Core definitions and essential formulas
For a single-reactant second-order process \(A \rightarrow \text{products}\), the rate law is
\[
\text{rate} = -\frac{\mathrm{d}[A]}{\mathrm{d}t} = k[A]^2.
\]
Here \([A]\) is concentration, \(t\) is time, and \(k\) is the second-order rate constant. The minus sign indicates that \([A]\) decreases while the forward rate is treated as positive. If \([A]\) is in \(\mathrm{mol\cdot L^{-1}}\) and time is in seconds, then \(k\) has units \(\mathrm{L\cdot mol^{-1}\cdot s^{-1}}\) (equivalently \(\mathrm{M^{-1}\cdot s^{-1}}\)).
Separating variables and integrating from \([A]_0\) at \(t=0\) to \([A]_t\) at time \(t\) gives the integrated rate law:
\[
\frac{1}{[A]_t} = kt + \frac{1}{[A]_0}.
\]
This form is linear in \(t\) when plotting \(1/[A]\) versus \(t\): slope \(k\), intercept \(1/[A]_0\).

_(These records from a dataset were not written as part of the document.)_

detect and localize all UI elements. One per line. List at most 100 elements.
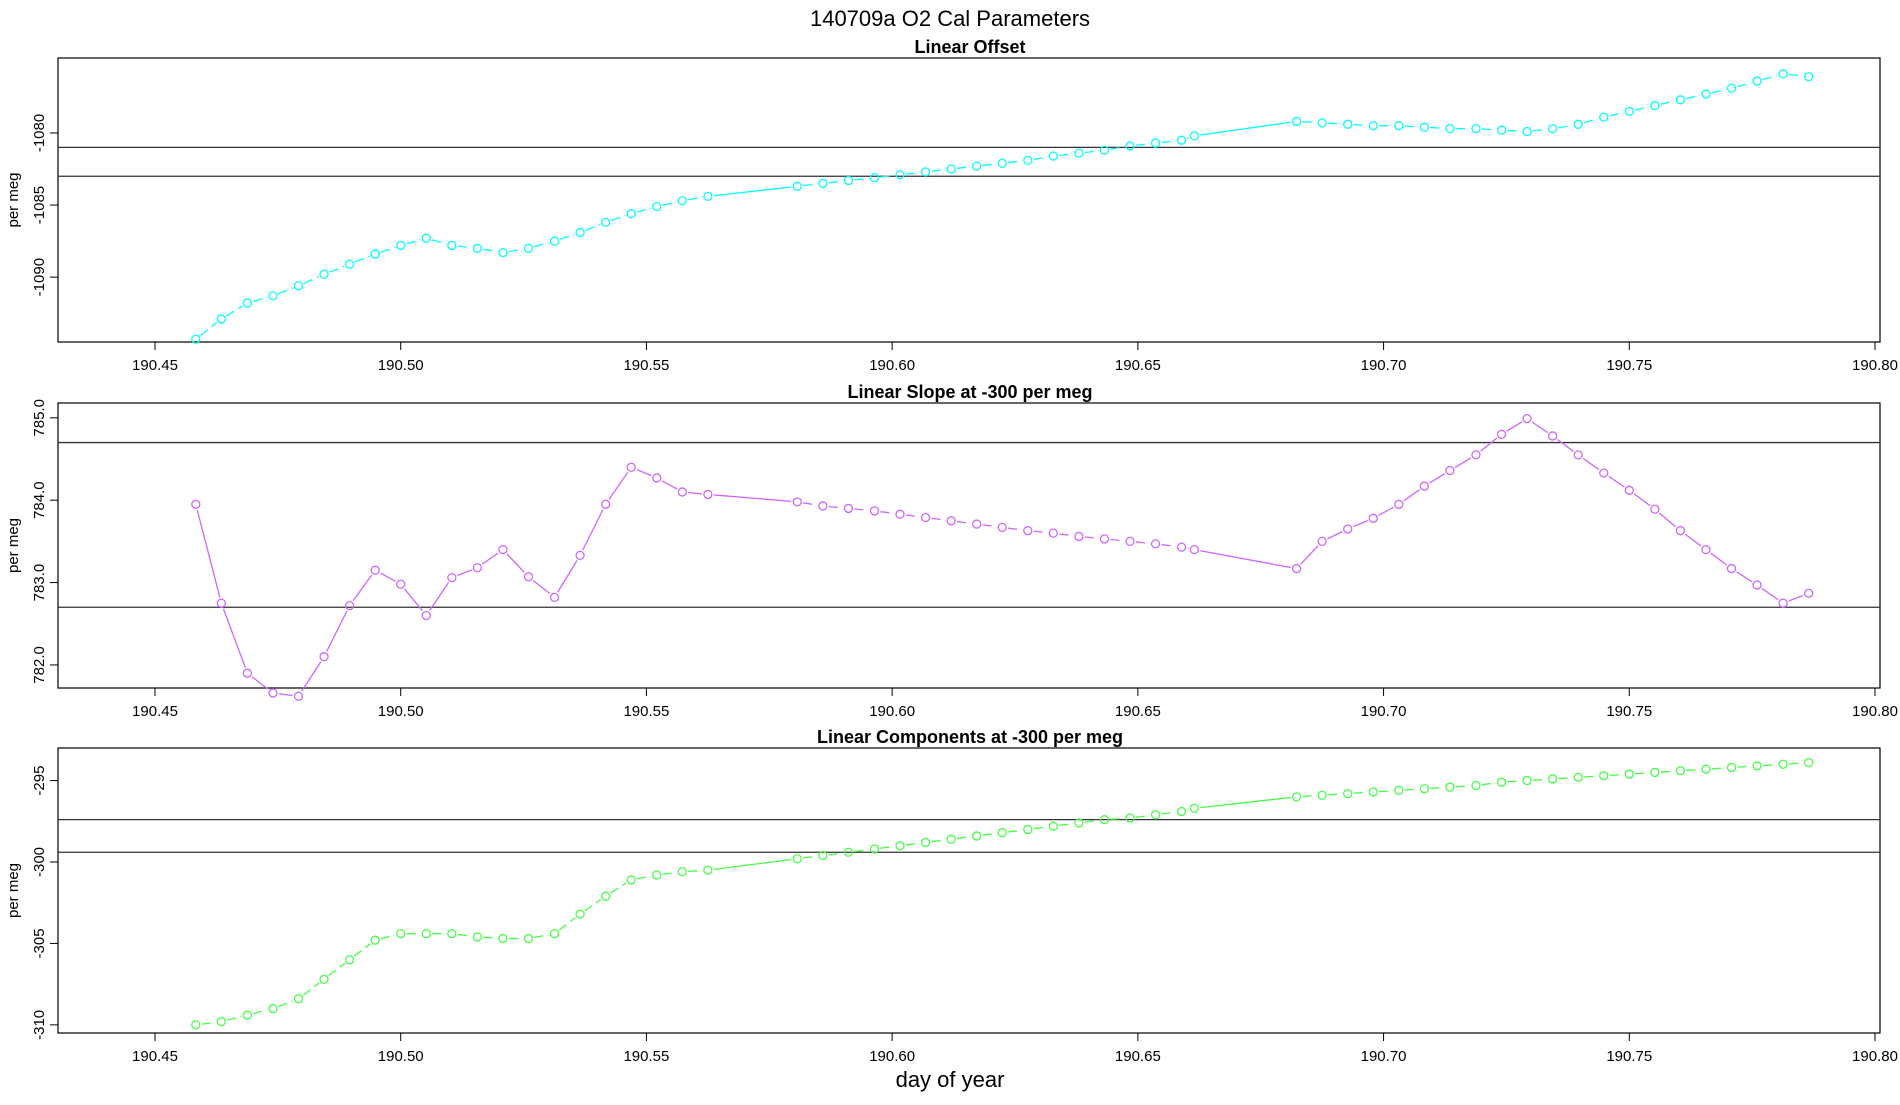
x-tick-label: 190.45 [132,1048,178,1065]
series-segment [1686,770,1700,771]
panel-title: Linear Offset [914,37,1025,57]
data-point [294,995,302,1003]
series-segment [327,611,347,651]
data-point [320,270,328,278]
series-segment [1328,794,1342,795]
x-axis-label: day of year [896,1067,1005,1092]
data-point [973,162,981,170]
y-tick-label: -300 [31,847,48,877]
series-segment [880,512,894,514]
series-segment [611,883,626,893]
x-tick-label: 190.65 [1115,703,1161,720]
data-point [320,653,328,661]
data-point [627,876,635,884]
series-segment [1354,125,1368,126]
y-tick-label: 782.0 [31,646,48,684]
series-segment [932,840,946,842]
series-segment [1661,101,1675,104]
series-segment [330,266,344,272]
y-axis-label: per meg [5,863,22,918]
data-point [1523,777,1531,785]
series-segment [406,240,420,244]
series-segment [1635,773,1649,774]
data-point [422,612,430,620]
data-point [678,488,686,496]
series-segment [1200,798,1290,808]
series-segment [957,167,971,169]
data-point [678,197,686,205]
series-segment [1429,474,1444,483]
data-point [793,855,801,863]
figure-title: 140709a O2 Cal Parameters [810,6,1090,31]
series-segment [637,470,651,476]
data-point [346,956,354,964]
data-point [473,244,481,252]
data-point [627,210,635,218]
series-segment [1559,125,1573,127]
series-segment [1430,787,1444,788]
series-segment [1737,766,1751,767]
data-point [192,1021,200,1029]
series-segment [1162,545,1176,547]
x-tick-label: 190.65 [1115,357,1161,374]
plot-frame [58,58,1880,342]
series-segment [1008,830,1022,832]
series-segment [1008,161,1022,163]
series-segment [303,983,319,995]
data-point [397,930,405,938]
y-axis-label: per meg [5,518,22,573]
data-point [1600,113,1608,121]
data-point [1600,469,1608,477]
data-point [576,551,584,559]
data-point [1152,811,1160,819]
series-segment [381,247,395,252]
series-segment [1711,553,1727,565]
data-point [1574,451,1582,459]
data-point [1293,565,1301,573]
data-point [294,282,302,290]
series-segment [1635,107,1649,110]
data-point [499,935,507,943]
data-point [1293,793,1301,801]
data-point [397,241,405,249]
series-segment [932,518,946,520]
data-point [576,910,584,918]
series-segment [226,306,242,316]
data-point [1779,599,1787,607]
data-point [1651,102,1659,110]
data-point [524,573,532,581]
data-point [947,835,955,843]
y-tick-label: 784.0 [31,481,48,519]
series-segment [534,935,548,938]
data-point [576,228,584,236]
series-segment [957,522,971,524]
data-point [896,171,904,179]
data-point [1753,762,1761,770]
series-segment [714,187,792,196]
data-point [551,237,559,245]
series-segment [663,873,677,875]
series-segment [253,1010,267,1014]
data-point [269,292,277,300]
data-point [524,244,532,252]
data-point [448,930,456,938]
series-segment [1533,129,1547,131]
x-tick-label: 190.60 [869,1048,915,1065]
data-point [371,250,379,258]
data-point [217,315,225,323]
data-point [1049,152,1057,160]
y-tick-label: -1080 [31,114,48,152]
series-segment [1200,122,1290,135]
panel-title: Linear Components at -300 per meg [817,727,1123,747]
data-point [602,218,610,226]
x-tick-label: 190.75 [1606,1048,1652,1065]
data-point [870,507,878,515]
data-point [217,599,225,607]
data-point [1446,783,1454,791]
series-segment [1737,83,1751,87]
series-segment [1482,129,1496,130]
data-point [499,546,507,554]
series-segment [1789,763,1803,764]
series-segment [558,561,577,593]
x-tick-label: 190.60 [869,357,915,374]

The half-life follows by setting \([A]_{t_{1/2}}=\tfrac{1}{2}[A]_0\):
\[
t_{1/2}=\frac{1}{k[A]_0}.
\]
Larger \(k\) or larger \([A]_0\) leads to faster depletion and a smaller half-life. For typical calculator outputs such as \([A]_t\), fraction remaining \([A]_t/[A]_0\), fraction consumed \(1-[A]_t/[A]_0\), and \(t_{1/2}\), the integrated law makes the meaning direct: as \(t\) increases, \(1/[A]_t\) increases linearly, so \([A]_t\) decays more slowly at later times than at early times.
Common pitfalls
- Using \(-\Delta[A]/\Delta t\) as a constant rate; second-order rate changes with \([A]\).

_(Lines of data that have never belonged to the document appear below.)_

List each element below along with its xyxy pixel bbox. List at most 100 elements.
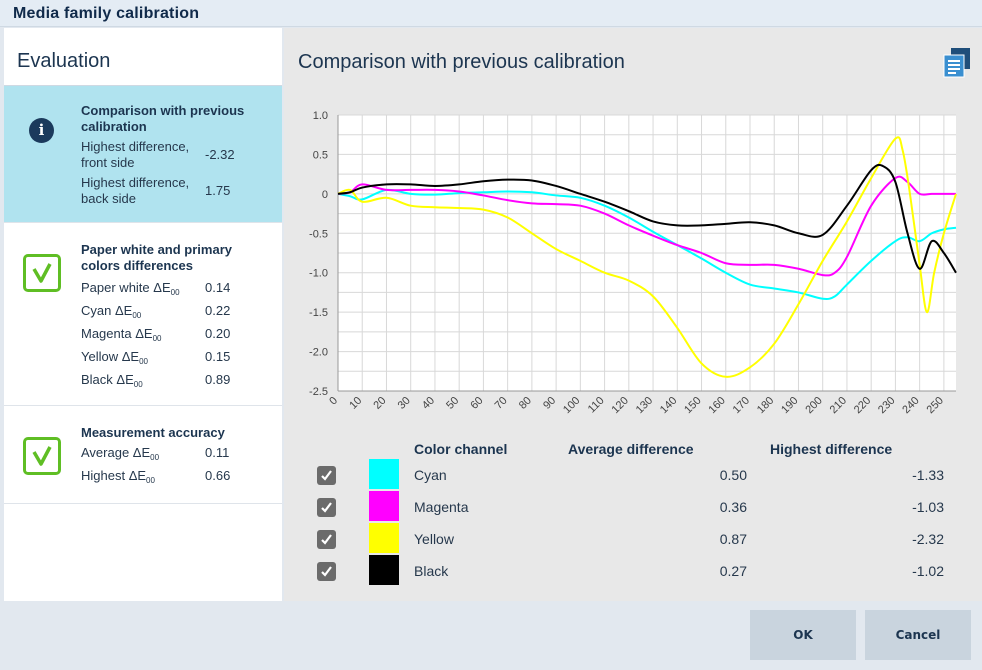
average-difference-value: 0.50: [719, 467, 747, 483]
x-tick-label: 160: [706, 395, 727, 416]
average-difference-value: 0.36: [719, 499, 747, 515]
series-line-magenta: [337, 175, 956, 277]
x-tick-label: 30: [396, 395, 413, 412]
x-tick-label: 190: [779, 395, 800, 416]
y-tick-label: -1.5: [309, 307, 328, 319]
window-titlebar: Media family calibration: [0, 0, 982, 27]
paper-white-card[interactable]: Paper white and primary colors differenc…: [4, 224, 282, 406]
x-tick-label: 230: [876, 395, 897, 416]
average-de-value: 0.11: [205, 445, 230, 460]
channel-name: Magenta: [414, 499, 469, 515]
comparison-panel: Comparison with previous calibration 1.0…: [284, 28, 982, 601]
x-tick-label: 60: [468, 395, 485, 412]
average-difference-value: 0.27: [719, 563, 747, 579]
magenta-de-label: Magenta ΔE: [81, 326, 153, 341]
x-tick-label: 250: [925, 395, 946, 416]
highest-de-label: Highest ΔE: [81, 468, 147, 483]
channel-checkbox[interactable]: [317, 562, 336, 581]
color-channel-header: Color channel: [414, 441, 508, 457]
channel-row-black: Black 0.27 -1.02: [284, 555, 982, 587]
back-side-value: 1.75: [205, 183, 231, 198]
channel-row-yellow: Yellow 0.87 -2.32: [284, 523, 982, 555]
average-difference-value: 0.87: [719, 531, 747, 547]
yellow-de-value: 0.15: [205, 349, 231, 364]
channel-name: Black: [414, 563, 449, 579]
highest-de-value: 0.66: [205, 468, 231, 483]
measurement-accuracy-card[interactable]: Measurement accuracy Average ΔE00 0.11 H…: [4, 407, 282, 504]
y-tick-label: -1.0: [309, 268, 328, 280]
cyan-de-value: 0.22: [205, 303, 231, 318]
back-side-label: Highest difference, back side: [81, 175, 190, 206]
x-tick-label: 80: [517, 395, 534, 412]
evaluation-heading: Evaluation: [17, 50, 111, 72]
check-icon: [23, 254, 61, 292]
highest-difference-value: -1.02: [912, 563, 944, 579]
measurement-accuracy-title: Measurement accuracy: [81, 425, 225, 440]
x-tick-label: 240: [900, 395, 921, 416]
y-tick-label: 1.0: [313, 110, 328, 122]
x-tick-label: 20: [371, 395, 388, 412]
channel-name: Cyan: [414, 467, 447, 483]
highest-difference-value: -1.03: [912, 499, 944, 515]
black-de-label: Black ΔE: [81, 372, 134, 387]
x-tick-label: 90: [541, 395, 558, 412]
paper-white-card-title: Paper white and primary colors differenc…: [81, 242, 232, 273]
comparison-card[interactable]: i Comparison with previous calibration H…: [4, 85, 282, 223]
cancel-button[interactable]: Cancel: [865, 610, 971, 660]
x-tick-label: 140: [658, 395, 679, 416]
black-de-value: 0.89: [205, 372, 231, 387]
color-swatch: [369, 459, 399, 489]
average-de-label: Average ΔE: [81, 445, 151, 460]
x-tick-label: 180: [755, 395, 776, 416]
x-tick-label: 50: [444, 395, 461, 412]
magenta-de-value: 0.20: [205, 326, 231, 341]
channel-row-cyan: Cyan 0.50 -1.33: [284, 459, 982, 491]
comparison-card-title: Comparison with previous calibration: [81, 103, 245, 134]
check-icon: [23, 437, 61, 475]
x-tick-label: 110: [586, 395, 607, 416]
highest-difference-value: -1.33: [912, 467, 944, 483]
difference-chart: 1.00.50-0.5-1.0-1.5-2.0-2.50 10 20 30 40 50 60…: [309, 110, 957, 416]
color-swatch: [369, 555, 399, 585]
info-icon: i: [29, 118, 54, 143]
color-swatch: [369, 491, 399, 521]
window-title: Media family calibration: [13, 5, 200, 22]
ok-button[interactable]: OK: [750, 610, 856, 660]
cyan-de-label: Cyan ΔE: [81, 303, 133, 318]
paper-white-label: Paper white ΔE: [81, 280, 171, 295]
series-line-black: [337, 163, 957, 274]
channel-checkbox[interactable]: [317, 466, 336, 485]
y-tick-label: -0.5: [309, 228, 328, 240]
series-line-yellow: [337, 136, 957, 378]
average-difference-header: Average difference: [568, 441, 694, 457]
report-icon[interactable]: [943, 48, 971, 78]
x-tick-label: 130: [634, 395, 655, 416]
channel-checkbox[interactable]: [317, 498, 336, 517]
x-tick-label: 40: [420, 395, 437, 412]
channel-name: Yellow: [414, 531, 454, 547]
channel-checkbox[interactable]: [317, 530, 336, 549]
comparison-title: Comparison with previous calibration: [298, 51, 625, 73]
paper-white-value: 0.14: [205, 280, 231, 295]
y-tick-label: -2.5: [309, 386, 328, 398]
evaluation-panel: Evaluation i Comparison with previous ca…: [4, 28, 282, 601]
x-tick-label: 10: [347, 395, 364, 412]
x-tick-label: 170: [731, 395, 752, 416]
x-tick-label: 120: [609, 395, 630, 416]
highest-difference-value: -2.32: [912, 531, 944, 547]
x-tick-label: 70: [493, 395, 510, 412]
color-swatch: [369, 523, 399, 553]
x-tick-label: 220: [852, 395, 873, 416]
channel-row-magenta: Magenta 0.36 -1.03: [284, 491, 982, 523]
x-tick-label: 200: [803, 395, 824, 416]
x-tick-label: 210: [828, 395, 849, 416]
x-tick-label: 100: [561, 395, 582, 416]
yellow-de-label: Yellow ΔE: [81, 349, 140, 364]
highest-difference-header: Highest difference: [770, 441, 893, 457]
x-tick-label: 0: [327, 395, 340, 408]
y-tick-label: 0: [322, 189, 328, 201]
front-side-label: Highest difference, front side: [81, 139, 190, 170]
x-tick-label: 150: [682, 395, 703, 416]
y-tick-label: 0.5: [313, 149, 328, 161]
y-tick-label: -2.0: [309, 347, 328, 359]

- Mixing time units so \(k\) and \(t\) are inconsistent (seconds vs minutes).
- Entering \([A]\) in \(\mathrm{mol\cdot m^{-3}}\) while interpreting results as \(\mathrm{mol\cdot L^{-1}}\).
- Applying this form to reactions that are second order overall but involve two reactants with changing concentrations.
Micro example
If \([A]_0=0.50\ \mathrm{mol\cdot L^{-1}}\) and \(k=0.40\ \mathrm{L\cdot mol^{-1}\cdot s^{-1}}\), then
\[
t_{1/2}=\frac{1}{0.40(0.50)}=5.0\ \mathrm{s}.
\]
Use this tool when a single-reactant second-order model fits the system and the goal is predicting \([A]_t\) or extracting \(k\) from a linear \(1/[A]\) versus \(t\) relationship. Avoid using it for multi-reactant kinetics without justified simplifications; a next-step concept is deriving the correct integrated law for \(A+B\rightarrow \text{products}\) or using the method of initial rates to determine reaction orders.